Conflict, when dislodged from its conventional understanding as a process and system of war and destruction exclusively, may be apprehended as an experimental method for analysis and synthesis, as a potent resource for pedagogy, for disruptive design and for the production of theory. In this sense, conflict produces more than the eradication of (the possibility of) life and its supporting structures: conflict produces transitional spaces at different scales, of differentiated material ecologies and site-specific meanings in relation to their global position. Conflicts are both locations and explanations of often ‘seductive’ images of destruction offered by popular (and other) media: ruined architectures, dead (or barely alive) bodies, forced migratory movements, impermanent infrastructures and settlements, as well as the tracing and construction of borders, real-estate driven post-war reconstruction processes, etc.

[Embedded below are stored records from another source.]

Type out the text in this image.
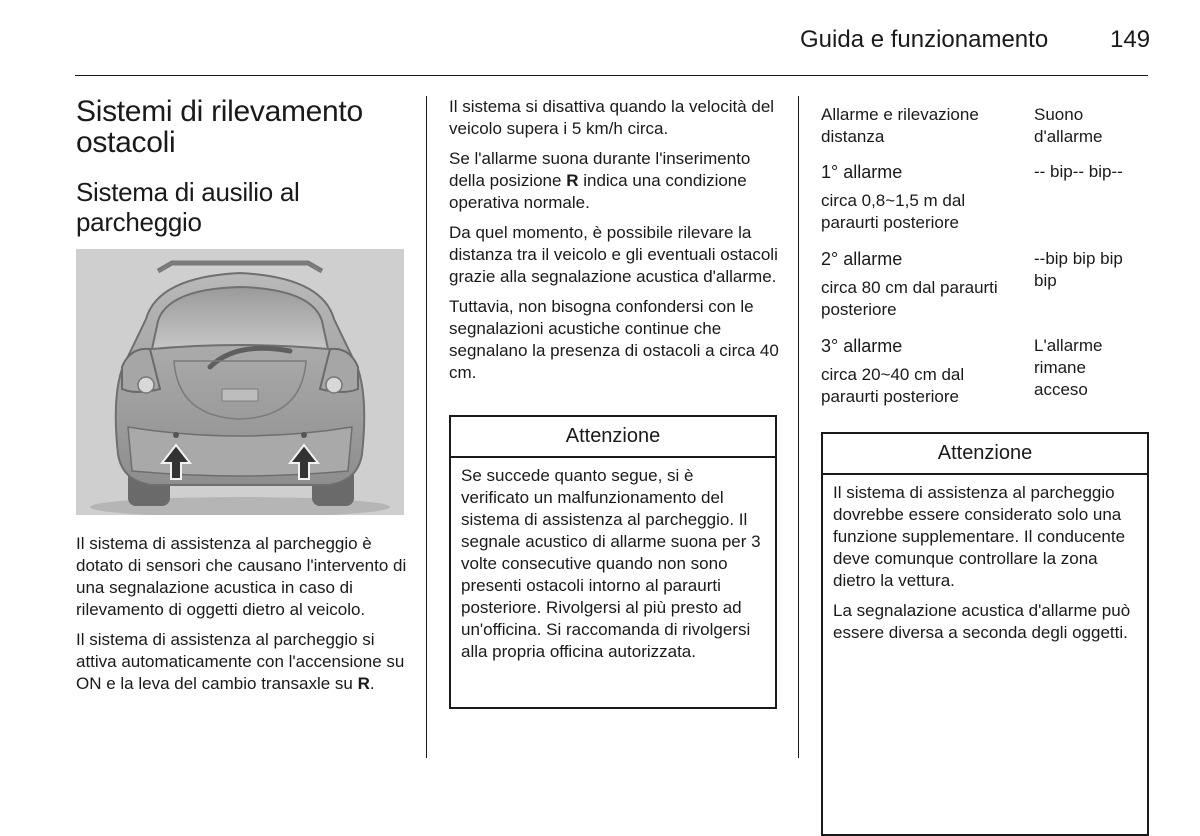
Guida e funzionamento	149
Sistemi di rilevamento ostacoli
Sistema di ausilio al parcheggio

Il sistema di assistenza al parcheggio è dotato di sensori che causano l'intervento di una segnalazione acustica in caso di rilevamento di oggetti dietro al veicolo.

Il sistema di assistenza al parcheggio si attiva automaticamente con l'accensione su ON e la leva del cambio transaxle su R.

Il sistema si disattiva quando la velocità del veicolo supera i 5 km/h circa.

Se l'allarme suona durante l'inserimento della posizione R indica una condizione operativa normale.

Da quel momento, è possibile rilevare la distanza tra il veicolo e gli eventuali ostacoli grazie alla segnalazione acustica d'allarme.

Tuttavia, non bisogna confondersi con le segnalazioni acustiche continue che segnalano la presenza di ostacoli a circa 40 cm.

Attenzione

Se succede quanto segue, si è verificato un malfunzionamento del sistema di assistenza al parcheggio. Il segnale acustico di allarme suona per 3 volte consecutive quando non sono presenti ostacoli intorno al paraurti posteriore. Rivolgersi al più presto ad un'officina. Si raccomanda di rivolgersi alla propria officina autorizzata.

Allarme e rilevazione distanza
Suono d'allarme
1° allarme
circa 0,8~1,5 m dal paraurti posteriore
-- bip-- bip--
2° allarme
circa 80 cm dal paraurti posteriore
--bip bip bip bip
3° allarme
circa 20~40 cm dal paraurti posteriore
L'allarme rimane acceso
Attenzione

Il sistema di assistenza al parcheggio dovrebbe essere considerato solo una funzione supplementare. Il conducente deve comunque controllare la zona dietro la vettura.

La segnalazione acustica d'allarme può essere diversa a seconda degli oggetti.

The emphasis on the mediatic aspect in the concept of conflict, may be seen as a way of triggering trans- and interdisciplinary discussions, conversations and encounters that serve as a negotiation between conditions of violence and new — or alternative — possibilities for everyday life. Artistic mediations could be as effective as violence in resolving conflicts, but operate through other means and through other channels, thus truly producing new power relations and alternative ways of political struggle. This exposing of conflict and violence through the artistic work is an activist act, but more importantly an artistic and technological mediation. The agency of the artistic work in terms of conflict, then, is situated in the capacity of visualising the conflict, creating awareness of its consequences, its side-effects, its collateral damage. And the creating of awareness and the becoming of fertile ground for protest and the creation of alternative realities.

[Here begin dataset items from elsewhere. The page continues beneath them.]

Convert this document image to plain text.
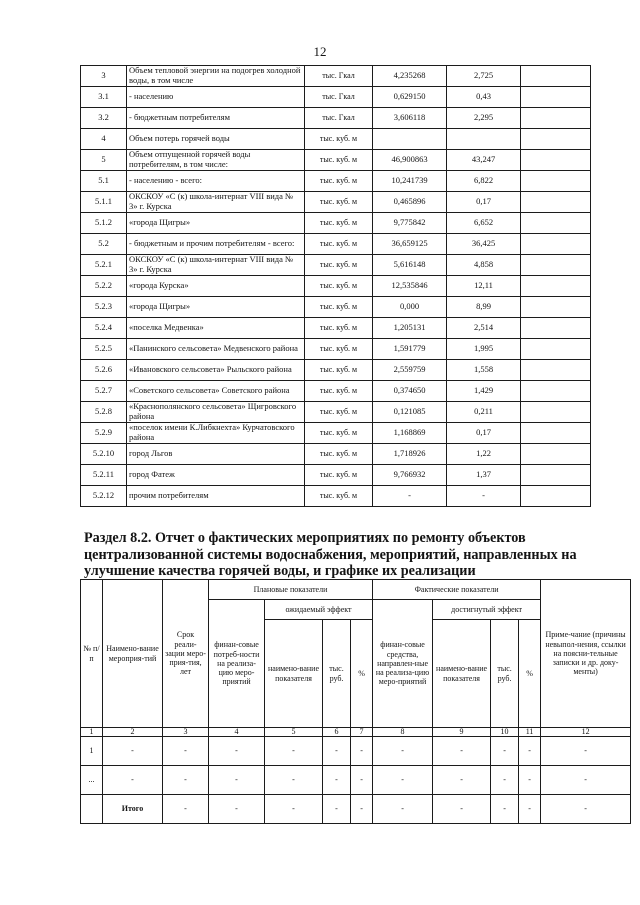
12
3	Объем тепловой энергии на подогрев холодной воды, в том числе	тыс. Гкал	4,235268	2,725	
3.1	- населению	тыс. Гкал	0,629150	0,43	
3.2	- бюджетным потребителям	тыс. Гкал	3,606118	2,295	
4	Объем потерь горячей воды	тыс. куб. м			
5	Объем отпущенной горячей воды потребителям, в том числе:	тыс. куб. м	46,900863	43,247	
5.1	- населению - всего:	тыс. куб. м	10,241739	6,822	
5.1.1	ОКСКОУ «С (к) школа-интернат VIII вида № 3» г. Курска	тыс. куб. м	0,465896	0,17	
5.1.2	«города Щигры»	тыс. куб. м	9,775842	6,652	
5.2	- бюджетным и прочим потребителям - всего:	тыс. куб. м	36,659125	36,425	
5.2.1	ОКСКОУ «С (к) школа-интернат VIII вида № 3» г. Курска	тыс. куб. м	5,616148	4,858	
5.2.2	«города Курска»	тыс. куб. м	12,535846	12,11	
5.2.3	«города Щигры»	тыс. куб. м	0,000	8,99	
5.2.4	«поселка Медвенка»	тыс. куб. м	1,205131	2,514	
5.2.5	«Панинского сельсовета» Медвенского района	тыс. куб. м	1,591779	1,995	
5.2.6	«Ивановского сельсовета» Рыльского района	тыс. куб. м	2,559759	1,558	
5.2.7	«Советского сельсовета» Советского района	тыс. куб. м	0,374650	1,429	
5.2.8	«Краснополянского сельсовета» Щигровского района	тыс. куб. м	0,121085	0,211	
5.2.9	«поселок имени К.Либкнехта» Курчатовского района	тыс. куб. м	1,168869	0,17	
5.2.10	город Льгов	тыс. куб. м	1,718926	1,22	
5.2.11	город Фатеж	тыс. куб. м	9,766932	1,37	
5.2.12	прочим потребителям	тыс. куб. м	-	-	
Раздел 8.2. Отчет о фактических мероприятиях по ремонту объектов
централизованной системы водоснабжения, мероприятий, направленных на
улучшение качества горячей воды, и графике их реализации
№ п/п	Наимено-вание мероприя-тий	Срок реали-зации меро-прия-тия, лет	Плановые показатели				Фактические показатели				Приме-чание (причины невыпол-нения, ссылки на поясни-тельные записки и др. доку-менты)
			финан-совые потреб-ности на реализа-цию меро-приятий	ожидаемый эффект			финан-совые средства, направлен-ные на реализа-цию меро-приятий	достигнутый эффект			
				наимено-вание показателя	тыс. руб.	%		наимено-вание показателя	тыс. руб.	%	
1	2	3	4	5	6	7	8	9	10	11	12
1	-	-	-	-	-	-	-	-	-	-	-
...	-	-	-	-	-	-	-	-	-	-	-
	Итого	-	-	-	-	-	-	-	-	-	-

At a three-day conference held at the TU Delft on November 6-8, 2019 researchers, scholars, activists, practitioners and artists presented individual papers that addressed the relationships between spatiality, mediation and conflict from a variety of perspectives. In addition to academic paper contributions, the conference welcomed other proposals in different formats and media: audio-visual material (film, video, photography), digital or physical archives, experimental design proposals, installations, performances, etc.
The thematic core of the conference explored new — or innovative — theoretical and methodological approaches and insights on: (1) Spaces of conflict as transitional spaces of material interactions between violence and everyday life; and (2) Spaces of memory as transformative space of violence).